The prominent sign for 80-year Mount Pleasant institution Heller’s Bakery will stay, but only four letters will remain illuminated at the restaurant/bakery/bar taking its place: “ELLE.”
Ellē (pronounced ell-ee) is the latest venture from Bad Saint and Room 11 owner Nick Pimentel and Paisley Fig founder/pastry chef Lizzy Evelyn. The name is not just a tribute to Heller’s, which closed in late 2014, but also an ode to Evelyn’s “feisty, strong-willed” grandmother, Ellie, who passed down several recipes.
Heller’s was an inspiration in other ways, too. The design of the space imagines what the bakery would have looked like when it first opened in the 1920s. Plus, the casual all-day spot will carry on the baking legacy of its predecessor, right down to resurrecting its 25-year-old rotating convection oven. Ellē is working out the kinks with limited hours and limited menu this week, but the daytime cafe officially opens on Monday, January 29, and evening service will begin a few days later.
Every day, you’ll find baguettes and country loaves, plus a weekly rotating bread such as fennel raisin or sesame wheat. A pastry case will be filled with scones, muffins, guava turnovers, maple-glazed doughnuts, and other baked goods. You’ll also find celebration cakes (customizable if you pre-order) and smaller, single-serving cakes.
The morning pastries will be accompanied by a full coffee program run by Evan Colondres, whose varied resume includes stints as a barista at Peregrine, general manager at Sally’s Middle Name, and sous chef at Little Serow.
Chef Brad Deboy, formerly of Blue Duck Tavern, will devote his talents to the art of the sandwich by day. (He’s busy masterminding the perfect egg and cheese, but vegans will find something too.)
Around 5 PM, the bar and full-service restaurant will open. Deboy is working on an unfussy, vegetable-heavy menu with lots of house-fermented ingredients and plenty of dishes incorporating the bakery’s bread. A team with impressive resumes is behind the drinks. Sean McPherson (Room 11, Columbia Room) will run the bar, while Alaina Dyne (Komi, Little Serow) serves as sommelier and service director. “It’s kind of all over,” Pimentel says of the cocktails and wine.
The dishes won’t stick to one cuisine either. A Miami native, Deboy cooked a little bit of everything—steak, Mediterranean, Indonesian, Thai—before coming to Washington and working at Vidalia and Blue Duck Tavern. He also wants his cooks to be able to contribute something from their own heritages to the menu. Echoing a common refrain of chefs lately, Deboy says, “We’re going to cook the food that we like to eat.”
The evening menu will kick off with a handful of snacks, which might include potato croquettes with gruyere or chicken liver mousse with sunchoke fries.

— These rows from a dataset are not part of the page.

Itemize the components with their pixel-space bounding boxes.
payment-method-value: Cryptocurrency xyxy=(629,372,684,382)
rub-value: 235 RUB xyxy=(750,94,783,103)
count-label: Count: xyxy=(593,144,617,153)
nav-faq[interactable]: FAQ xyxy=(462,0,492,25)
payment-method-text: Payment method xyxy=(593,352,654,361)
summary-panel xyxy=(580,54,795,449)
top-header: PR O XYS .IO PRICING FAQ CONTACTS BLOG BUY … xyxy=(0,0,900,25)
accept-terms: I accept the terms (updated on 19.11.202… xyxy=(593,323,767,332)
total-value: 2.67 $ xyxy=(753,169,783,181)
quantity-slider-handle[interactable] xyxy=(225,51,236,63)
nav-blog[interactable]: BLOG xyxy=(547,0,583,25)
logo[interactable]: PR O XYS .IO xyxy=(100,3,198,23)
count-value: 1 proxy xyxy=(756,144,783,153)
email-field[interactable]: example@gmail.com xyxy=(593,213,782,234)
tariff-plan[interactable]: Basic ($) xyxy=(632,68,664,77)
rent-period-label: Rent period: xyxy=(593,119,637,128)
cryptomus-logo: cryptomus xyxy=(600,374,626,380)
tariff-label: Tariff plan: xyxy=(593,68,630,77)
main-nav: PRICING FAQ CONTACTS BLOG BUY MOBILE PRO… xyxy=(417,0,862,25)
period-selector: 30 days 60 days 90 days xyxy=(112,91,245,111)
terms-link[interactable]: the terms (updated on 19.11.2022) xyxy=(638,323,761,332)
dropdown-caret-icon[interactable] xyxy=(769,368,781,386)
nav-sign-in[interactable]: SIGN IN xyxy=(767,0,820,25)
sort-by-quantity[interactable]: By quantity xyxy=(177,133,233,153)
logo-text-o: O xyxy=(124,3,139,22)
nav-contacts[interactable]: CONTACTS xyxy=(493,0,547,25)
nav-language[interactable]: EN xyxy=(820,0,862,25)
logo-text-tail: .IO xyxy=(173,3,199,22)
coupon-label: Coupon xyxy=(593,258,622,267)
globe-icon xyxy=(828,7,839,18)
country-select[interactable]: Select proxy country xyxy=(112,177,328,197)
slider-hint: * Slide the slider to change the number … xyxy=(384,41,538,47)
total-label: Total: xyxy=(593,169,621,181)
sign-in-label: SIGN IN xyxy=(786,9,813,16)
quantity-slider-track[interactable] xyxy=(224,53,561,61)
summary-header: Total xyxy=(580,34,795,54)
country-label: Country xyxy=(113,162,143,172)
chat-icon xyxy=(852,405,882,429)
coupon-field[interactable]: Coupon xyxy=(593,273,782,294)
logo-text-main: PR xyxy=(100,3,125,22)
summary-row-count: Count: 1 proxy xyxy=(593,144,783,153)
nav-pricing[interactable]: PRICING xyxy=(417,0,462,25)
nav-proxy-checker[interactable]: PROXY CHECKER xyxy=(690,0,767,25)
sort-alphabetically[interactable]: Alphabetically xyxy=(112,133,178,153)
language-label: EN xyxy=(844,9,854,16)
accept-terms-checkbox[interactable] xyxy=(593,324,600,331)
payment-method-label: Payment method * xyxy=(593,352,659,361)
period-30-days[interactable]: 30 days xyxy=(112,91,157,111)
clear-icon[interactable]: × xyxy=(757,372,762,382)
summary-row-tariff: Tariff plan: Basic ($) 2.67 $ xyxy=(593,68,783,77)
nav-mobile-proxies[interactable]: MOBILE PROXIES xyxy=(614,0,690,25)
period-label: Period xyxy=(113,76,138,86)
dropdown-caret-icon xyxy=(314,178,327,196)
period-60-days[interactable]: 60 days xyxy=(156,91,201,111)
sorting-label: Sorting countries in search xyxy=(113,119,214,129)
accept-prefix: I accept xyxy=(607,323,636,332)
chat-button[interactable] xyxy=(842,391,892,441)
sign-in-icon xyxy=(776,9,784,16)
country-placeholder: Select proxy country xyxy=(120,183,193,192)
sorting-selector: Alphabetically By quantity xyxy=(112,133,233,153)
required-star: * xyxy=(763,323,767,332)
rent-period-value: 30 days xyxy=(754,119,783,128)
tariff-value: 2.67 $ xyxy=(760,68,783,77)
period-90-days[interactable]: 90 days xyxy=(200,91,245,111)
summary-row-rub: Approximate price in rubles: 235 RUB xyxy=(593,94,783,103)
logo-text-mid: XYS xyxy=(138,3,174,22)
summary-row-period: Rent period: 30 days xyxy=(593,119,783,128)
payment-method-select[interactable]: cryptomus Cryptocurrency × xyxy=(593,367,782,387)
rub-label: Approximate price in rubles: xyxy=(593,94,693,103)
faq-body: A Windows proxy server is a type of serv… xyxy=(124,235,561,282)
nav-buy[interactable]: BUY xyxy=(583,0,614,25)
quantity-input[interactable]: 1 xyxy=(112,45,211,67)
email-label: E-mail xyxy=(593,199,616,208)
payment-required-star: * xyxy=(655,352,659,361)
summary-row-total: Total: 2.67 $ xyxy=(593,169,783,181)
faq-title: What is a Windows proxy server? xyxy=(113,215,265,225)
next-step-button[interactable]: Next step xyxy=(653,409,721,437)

More substantial dinner dishes will follow in the coming weeks: grain salads, spiced grilled carrots with carrot-top pesto, grilled cheese with broccoli, smoked fish, several pastas, and some “fun” larger format dishes that feed at least two.
“We can possibly change the menu here every day,” Deboy says.
A lot of the components will be cured and fermented in-house, whether it’s charcuterie, miso, pickles, sweet-spicy mustard, or hot sauce. The goal is to have a zero-waste kitchen where even vegetable scraps are turned into vinegars. Some of the condiments will be jarred and sold.
“I like to make weird things taste good,” Deboy says.
Ellē. 3221 Mt Pleasant St., NW.
CORRECTION: Ellē will serve coffee from Small Planes Coffee, not Paper Plane Coffee Co.